It takes meticulous planning to ensure meetings run smoothly and yield excellent results. Especially ones that involve large groups of people. Use this checklist for key meeting planning tips to help keep every meeting on track and to help make each encounter successful.
Set the agenda
This is usually the easy part for most types of meetings. The agenda for the meeting leads up to the goal you want to achieve. For instance, if the aim is to cut operating costs, the agenda should include various points of discussion to help save money. Consult the key players at this stage of planning so that the agenda is as specific as possible.
Who will attend?
Those who meet these criteria have important insights that can influence the outcome of a meeting. Attendees should be management and co workers who can influence the outcome of the meeting. This could include::
- Decision makers
- Subject experts
- Affected departments
Invite those who need to know about the topics under discussion and who can contribute ideas, suggestions and advice at the meeting. They will usually get contributions from their colleagues or juniors as they prepare for the meeting.

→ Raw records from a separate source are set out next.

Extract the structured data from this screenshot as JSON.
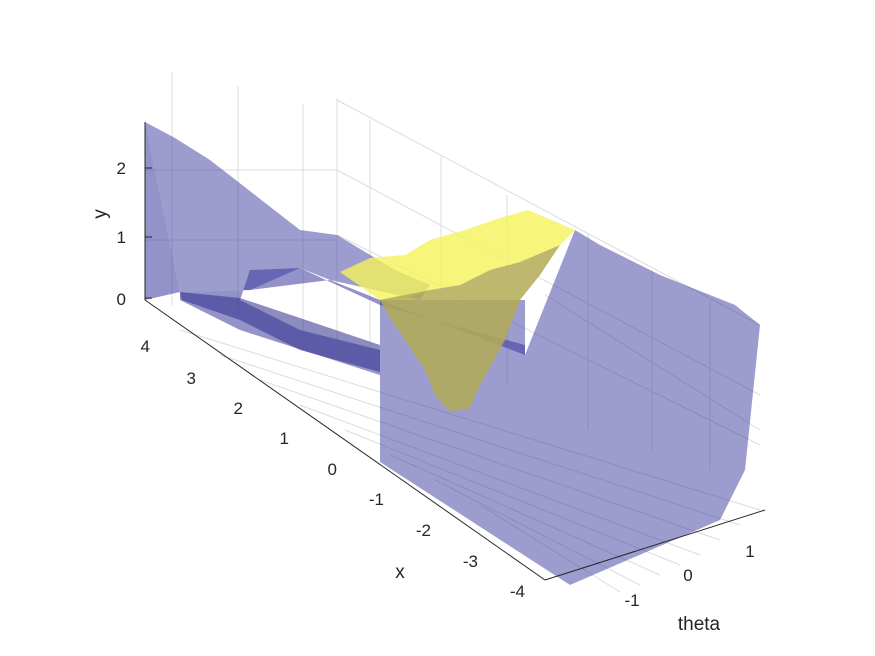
{
  "chart_data": {
    "type": "surface",
    "xlabel": "x",
    "ylabel": "y",
    "thetalabel": "theta",
    "x_ticks": [
      "4",
      "3",
      "2",
      "1",
      "0",
      "-1",
      "-2",
      "-3",
      "-4"
    ],
    "x_tick_values": [
      4,
      3,
      2,
      1,
      0,
      -1,
      -2,
      -3,
      -4
    ],
    "theta_ticks": [
      "-1",
      "0",
      "1"
    ],
    "theta_tick_values": [
      -1,
      0,
      1
    ],
    "y_ticks": [
      "0",
      "1",
      "2"
    ],
    "y_tick_values": [
      0,
      1,
      2
    ],
    "grid": true,
    "surfaces": [
      {
        "color": "#3b3a9e",
        "opacity": 0.52
      },
      {
        "color": "#f5f25a",
        "opacity": 0.75
      }
    ]
  }
}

This relies on the budget allocation for and priorities of the meeting. If the company holds the event in a hotel or meeting facility, the service provider typically takes care of most logistical needs after getting information about the meeting.
If holding the meeting in company premises, find a venue for the meeting and ensure it has all the conference room furniture and equipment you need.

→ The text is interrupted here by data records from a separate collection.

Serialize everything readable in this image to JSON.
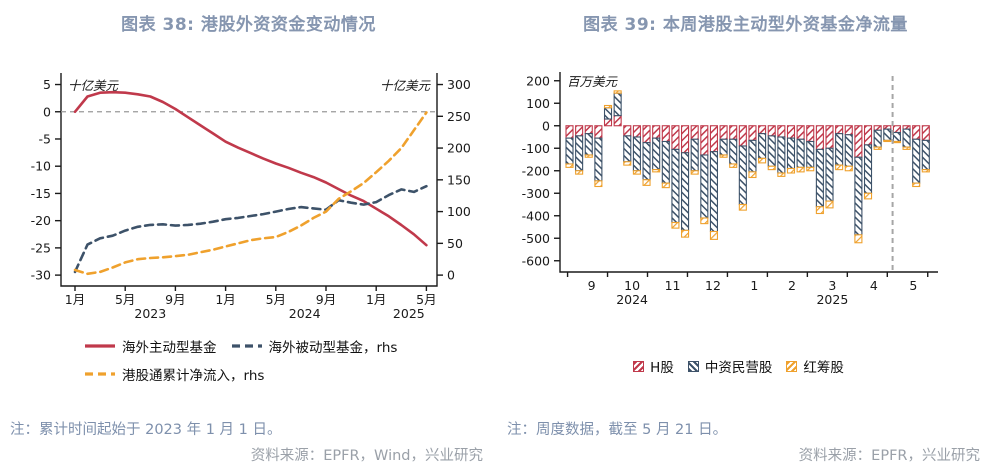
{
  "page": {
    "left": {
      "title": "图表 38: 港股外资资金变动情况",
      "note": "注：累计时间起始于 2023 年 1 月 1 日。",
      "source": "资料来源：EPFR，Wind，兴业研究"
    },
    "right": {
      "title": "图表 39: 本周港股主动型外资基金净流量",
      "note": "注：周度数据，截至 5 月 21 日。",
      "source": "资料来源：EPFR，兴业研究"
    },
    "colors": {
      "title": "#8696b0",
      "note": "#7e90ac",
      "source": "#9aa0a8",
      "red": "#c0394b",
      "navy": "#3d5269",
      "orange": "#efa12d",
      "axis": "#1a1a1a",
      "zero_dash": "#999999",
      "vline_dash": "#a6a6a6"
    }
  },
  "chart_data": [
    {
      "type": "line",
      "title": "港股外资资金变动情况",
      "unit_lhs": "十亿美元",
      "unit_rhs": "十亿美元",
      "lhs_range": [
        6.2,
        -32
      ],
      "lhs_ticks": [
        5,
        0,
        -5,
        -10,
        -15,
        -20,
        -25,
        -30
      ],
      "rhs_ticks": [
        300,
        250,
        200,
        150,
        100,
        50,
        0
      ],
      "rhs_scale_note": "rhs 0-300 maps onto lhs -30 to 5",
      "zero_line": 0,
      "x_ticks": [
        {
          "i": 0,
          "label": "1月"
        },
        {
          "i": 4,
          "label": "5月"
        },
        {
          "i": 8,
          "label": "9月"
        },
        {
          "i": 12,
          "label": "1月"
        },
        {
          "i": 16,
          "label": "5月"
        },
        {
          "i": 20,
          "label": "9月"
        },
        {
          "i": 24,
          "label": "1月"
        },
        {
          "i": 28,
          "label": "5月"
        }
      ],
      "year_labels": [
        {
          "i": 6,
          "label": "2023"
        },
        {
          "i": 18.3,
          "label": "2024"
        },
        {
          "i": 26.6,
          "label": "2025"
        }
      ],
      "series": [
        {
          "name": "海外主动型基金",
          "axis": "lhs",
          "style": "solid",
          "color": "#c0394b",
          "values": [
            0,
            2.8,
            3.5,
            3.6,
            3.5,
            3.2,
            2.8,
            1.8,
            0.5,
            -1.0,
            -2.5,
            -4.0,
            -5.5,
            -6.6,
            -7.6,
            -8.6,
            -9.5,
            -10.3,
            -11.2,
            -12.0,
            -13.0,
            -14.2,
            -15.4,
            -16.4,
            -17.8,
            -19.2,
            -20.8,
            -22.5,
            -24.5
          ]
        },
        {
          "name": "海外被动型基金，rhs",
          "axis": "rhs",
          "style": "dashed",
          "color": "#3d5269",
          "values": [
            5,
            48,
            58,
            62,
            70,
            76,
            79,
            80,
            78,
            79,
            81,
            84,
            88,
            90,
            93,
            96,
            100,
            104,
            107,
            105,
            103,
            118,
            114,
            111,
            115,
            126,
            135,
            131,
            140
          ]
        },
        {
          "name": "港股通累计净流入，rhs",
          "axis": "rhs",
          "style": "dashed",
          "color": "#efa12d",
          "values": [
            8,
            2,
            5,
            12,
            20,
            25,
            27,
            28,
            30,
            32,
            36,
            40,
            45,
            50,
            55,
            58,
            60,
            68,
            78,
            90,
            100,
            120,
            132,
            145,
            162,
            180,
            200,
            228,
            256
          ]
        }
      ],
      "legend_rows": [
        [
          0,
          1
        ],
        [
          2
        ]
      ]
    },
    {
      "type": "bar",
      "title": "本周港股主动型外资基金净流量",
      "unit": "百万美元",
      "y_range": [
        230,
        -650
      ],
      "y_ticks": [
        200,
        100,
        0,
        -100,
        -200,
        -300,
        -400,
        -500,
        -600
      ],
      "month_labels": [
        {
          "i": 2.3,
          "label": "9"
        },
        {
          "i": 6.5,
          "label": "10"
        },
        {
          "i": 10.7,
          "label": "11"
        },
        {
          "i": 14.9,
          "label": "12"
        },
        {
          "i": 19.2,
          "label": "1"
        },
        {
          "i": 23.1,
          "label": "2"
        },
        {
          "i": 27.3,
          "label": "3"
        },
        {
          "i": 31.6,
          "label": "4"
        },
        {
          "i": 35.7,
          "label": "5"
        }
      ],
      "boundary_ticks": [
        -0.2,
        3.95,
        8.1,
        12.25,
        16.4,
        20.55,
        24.7,
        28.85,
        33.0,
        37.2
      ],
      "year_labels": [
        {
          "i": 6.5,
          "label": "2024"
        },
        {
          "i": 27.3,
          "label": "2025"
        }
      ],
      "dashed_line_i": 33.55,
      "series": [
        {
          "name": "H股",
          "color": "#c0394b",
          "hatch": 45,
          "values": [
            -55,
            -45,
            -35,
            -55,
            30,
            45,
            -45,
            -50,
            -75,
            -55,
            -70,
            -105,
            -120,
            -60,
            -130,
            -115,
            -60,
            -60,
            -90,
            -65,
            -35,
            -45,
            -50,
            -55,
            -60,
            -70,
            -105,
            -100,
            -35,
            -40,
            -140,
            -85,
            -20,
            -15,
            -30,
            -15,
            -60,
            -65
          ]
        },
        {
          "name": "中资民营股",
          "color": "#3d5269",
          "hatch": -45,
          "values": [
            -115,
            -155,
            -95,
            -190,
            50,
            100,
            -115,
            -150,
            -165,
            -140,
            -185,
            -325,
            -345,
            -140,
            -280,
            -355,
            -70,
            -110,
            -260,
            -140,
            -110,
            -135,
            -160,
            -135,
            -125,
            -115,
            -255,
            -235,
            -140,
            -140,
            -345,
            -215,
            -75,
            -50,
            -40,
            -80,
            -195,
            -130
          ]
        },
        {
          "name": "红筹股",
          "color": "#efa12d",
          "hatch": 45,
          "values": [
            -15,
            -15,
            -10,
            -25,
            10,
            10,
            -15,
            -15,
            -25,
            -10,
            -20,
            -25,
            -30,
            -15,
            -25,
            -35,
            -10,
            -15,
            -25,
            -25,
            -20,
            -15,
            -15,
            -20,
            -20,
            -15,
            -30,
            -30,
            -20,
            -20,
            -35,
            -25,
            -10,
            -5,
            -5,
            -10,
            -15,
            -10
          ]
        }
      ]
    }
  ]
}
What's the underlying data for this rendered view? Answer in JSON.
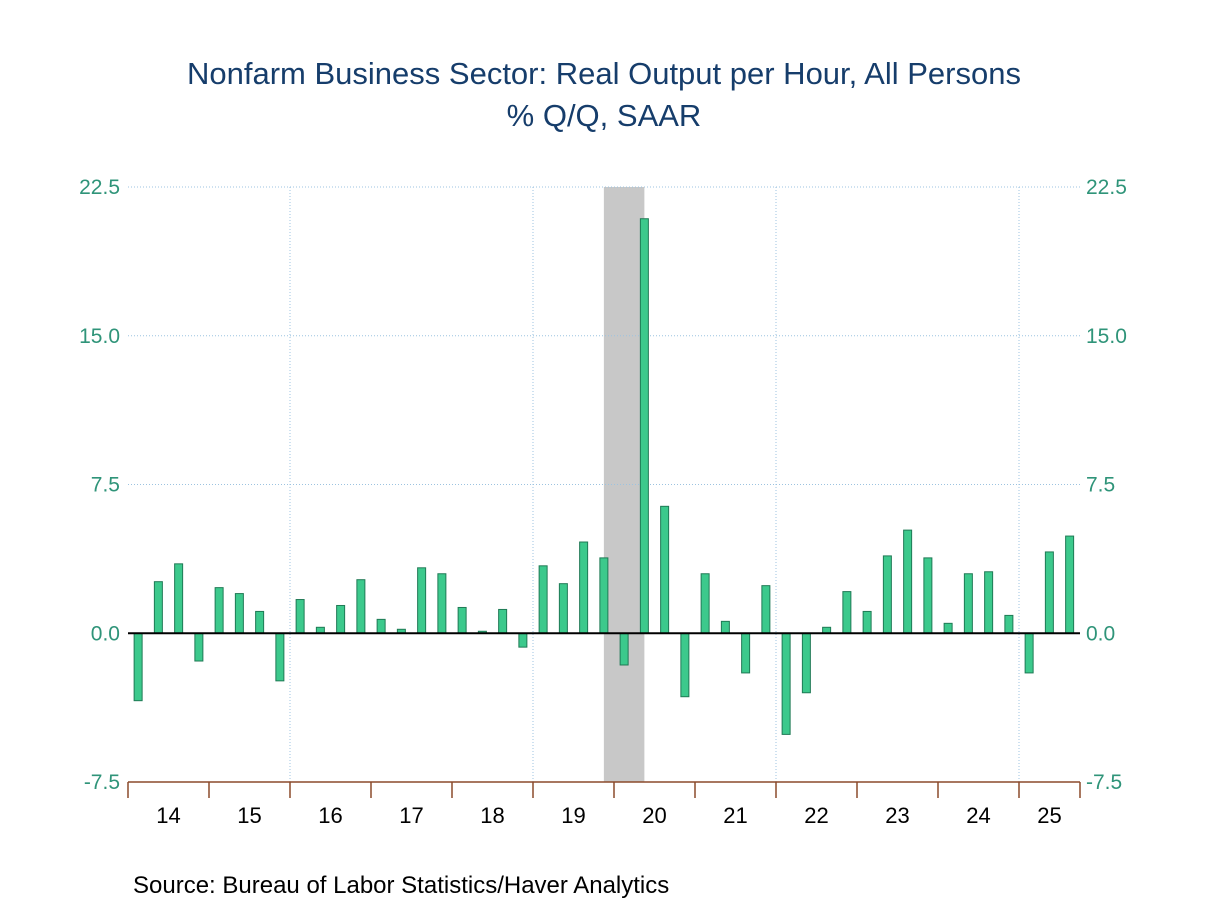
{
  "chart_data": {
    "type": "bar",
    "title": "Nonfarm Business Sector: Real Output per Hour, All Persons",
    "subtitle": "% Q/Q, SAAR",
    "source": "Source:  Bureau of Labor Statistics/Haver Analytics",
    "ylim": [
      -7.5,
      22.5
    ],
    "yticks": [
      "22.5",
      "15.0",
      "7.5",
      "0.0",
      "-7.5"
    ],
    "ytick_values": [
      22.5,
      15.0,
      7.5,
      0.0,
      -7.5
    ],
    "xticks": [
      "14",
      "15",
      "16",
      "17",
      "18",
      "19",
      "20",
      "21",
      "22",
      "23",
      "24",
      "25"
    ],
    "start_year": 2014,
    "frequency": "quarterly",
    "grid": "dotted, vertical every 3 years and horizontal at y ticks",
    "recession_shading": {
      "from": "2020 Q1",
      "to": "2020 Q2"
    },
    "colors": {
      "bar": "#3cc98c",
      "bar_edge": "#1f7a55",
      "axis_text": "#2f9479",
      "title": "#163d6b",
      "recession": "#c8c8c8",
      "axis": "#8b4a2b"
    },
    "values": [
      -3.4,
      2.6,
      3.5,
      -1.4,
      2.3,
      2.0,
      1.1,
      -2.4,
      1.7,
      0.3,
      1.4,
      2.7,
      0.7,
      0.2,
      3.3,
      3.0,
      1.3,
      0.1,
      1.2,
      -0.7,
      3.4,
      2.5,
      4.6,
      3.8,
      -1.6,
      20.9,
      6.4,
      -3.2,
      3.0,
      0.6,
      -2.0,
      2.4,
      -5.1,
      -3.0,
      0.3,
      2.1,
      1.1,
      3.9,
      5.2,
      3.8,
      0.5,
      3.0,
      3.1,
      0.9,
      -2.0,
      4.1,
      4.9
    ]
  }
}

Meeting tips to keep in mind when working on logistics:
- Choose seating arrangements that suit the aim of the meeting, whether formal or informal
- Check breakroom supplies to ensure they suffice
- Organize for a back-up source of power if necessary
- Cater for groups such as vegetarians and people with dietary restrictions
- Ensure ventilation and air conditioning is in good condition
- Test equipment such as interactive whiteboards to ensure they work well
- Buy or order supplies several days before the meeting to prevent delays
- Print out or compile the relevant resources that attendees will need
Include refreshments, especially if the meeting will run for hours. Since you have the number of those who must attend, plan how to order snacks and food.
Assigning tasks and duties
Make everyone feel they are an integral part of the meeting by assigning roles. These can range from simple tasks such as time management to more demanding tasks like providing expert information. Other useful roles to delegate can include facilitators who lead the discussions and scribes to take notes.

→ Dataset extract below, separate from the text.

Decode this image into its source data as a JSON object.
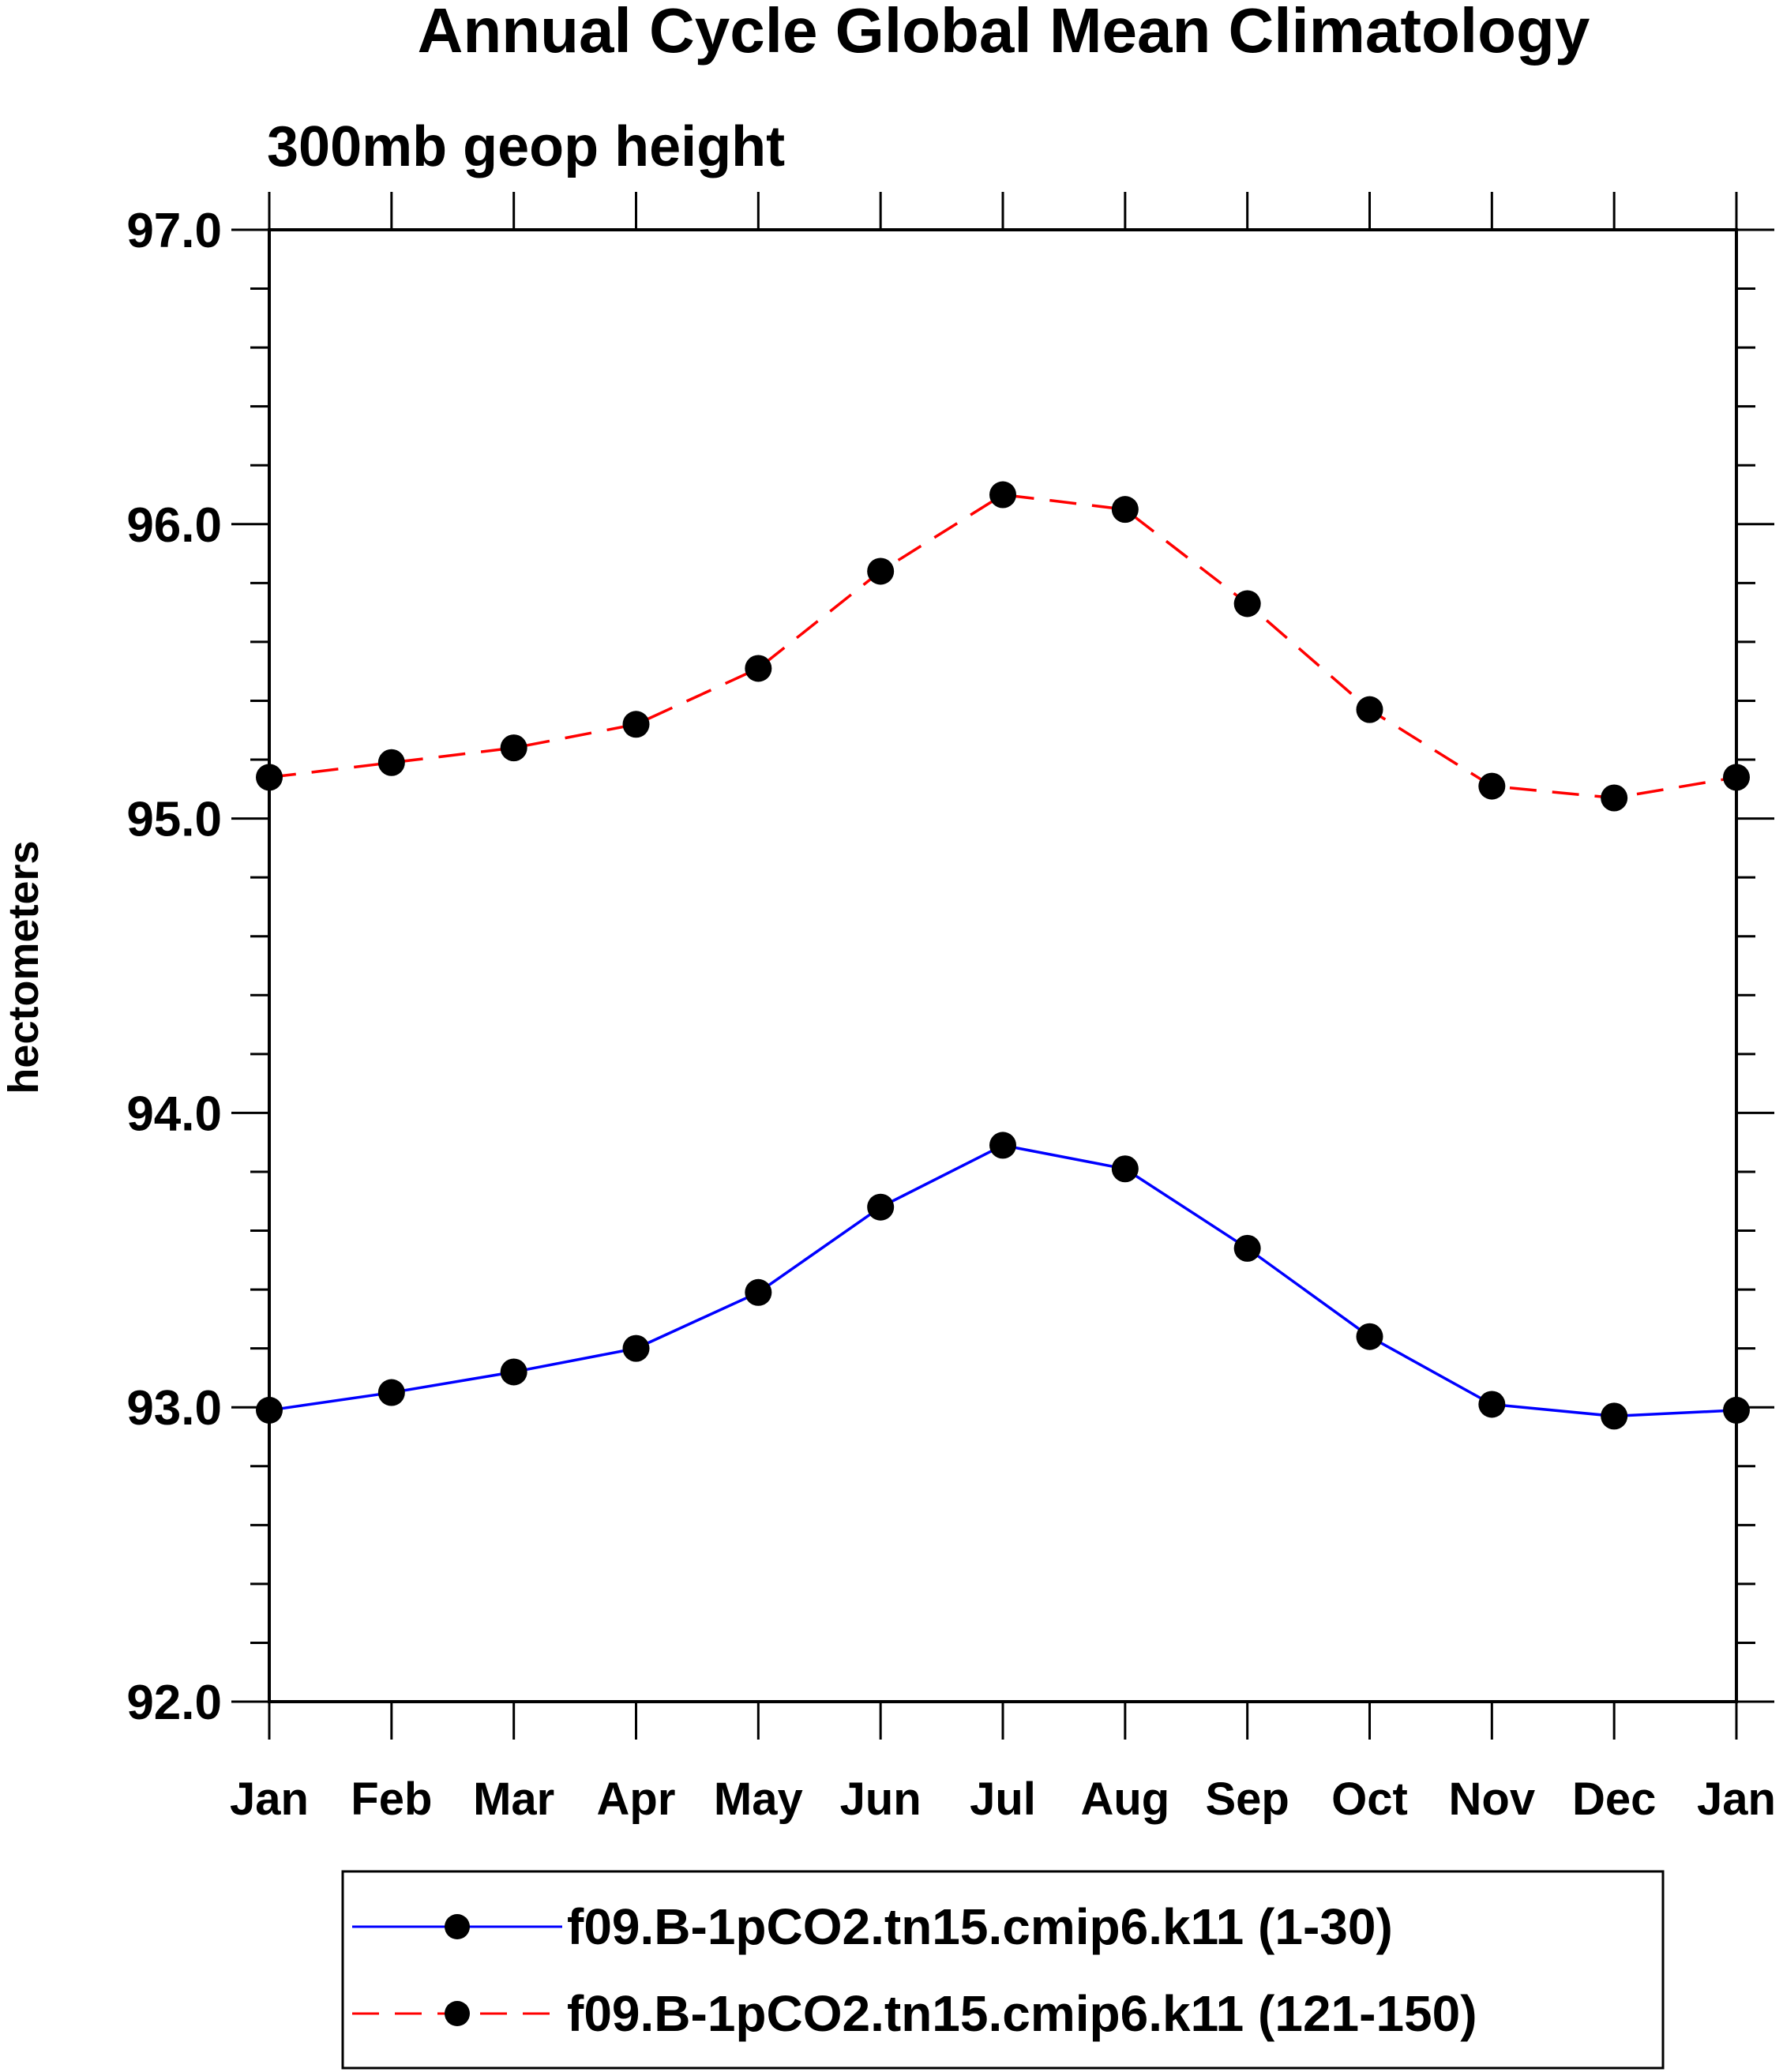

Think about how the meeting will decide on outcomes. For instance, will attendees vote on the matter and how? Alternatively, how else will the meeting reach a decision?
Sending out invitations
When planning the date of the event, consult those who need to attend to get a suitable date. Then it’s time to send invitations that include information such as:
- Time, date, and duration
- How attendees can prepare
- Resources to help prepare
- The invitee’s role
- What to bring
Setting the tone
Besides the practical function invitations play, they have another important role. Tthey can help set the tone of the meeting, which in turn assists in ensuring the meeting achieves its objectives. They also provide an opportunity for the organizers to communicate their expectations.
Before sending invitations, it may be a good idea to call each person first and invite them verbally. This is an opportunity to get everyone interested in the meeting. Then send emails and calendars with relevant information. Include a RSVP button, and plan to send polite reminders about the occasion.
The day of the meeting
On the day of the meeting, these tips can help achieve objectives:
- Start on time
- Acknowledge attendees
- Keep the meeting focused
- Deliberate well before deciding
- Thank everyone for their contributions
Send a report about the meeting to attendees after the event, and detail the way forward according to what was decided.
No matter how well you plan for meetings, chances are that someone might raise a legitimate issue that calls for a separate forum. Ask such people to hold their concern for another time, but make notes about the issues. As soon as possible after the meeting, create a different forum to address the concerns. This way, your current meeting remains on track.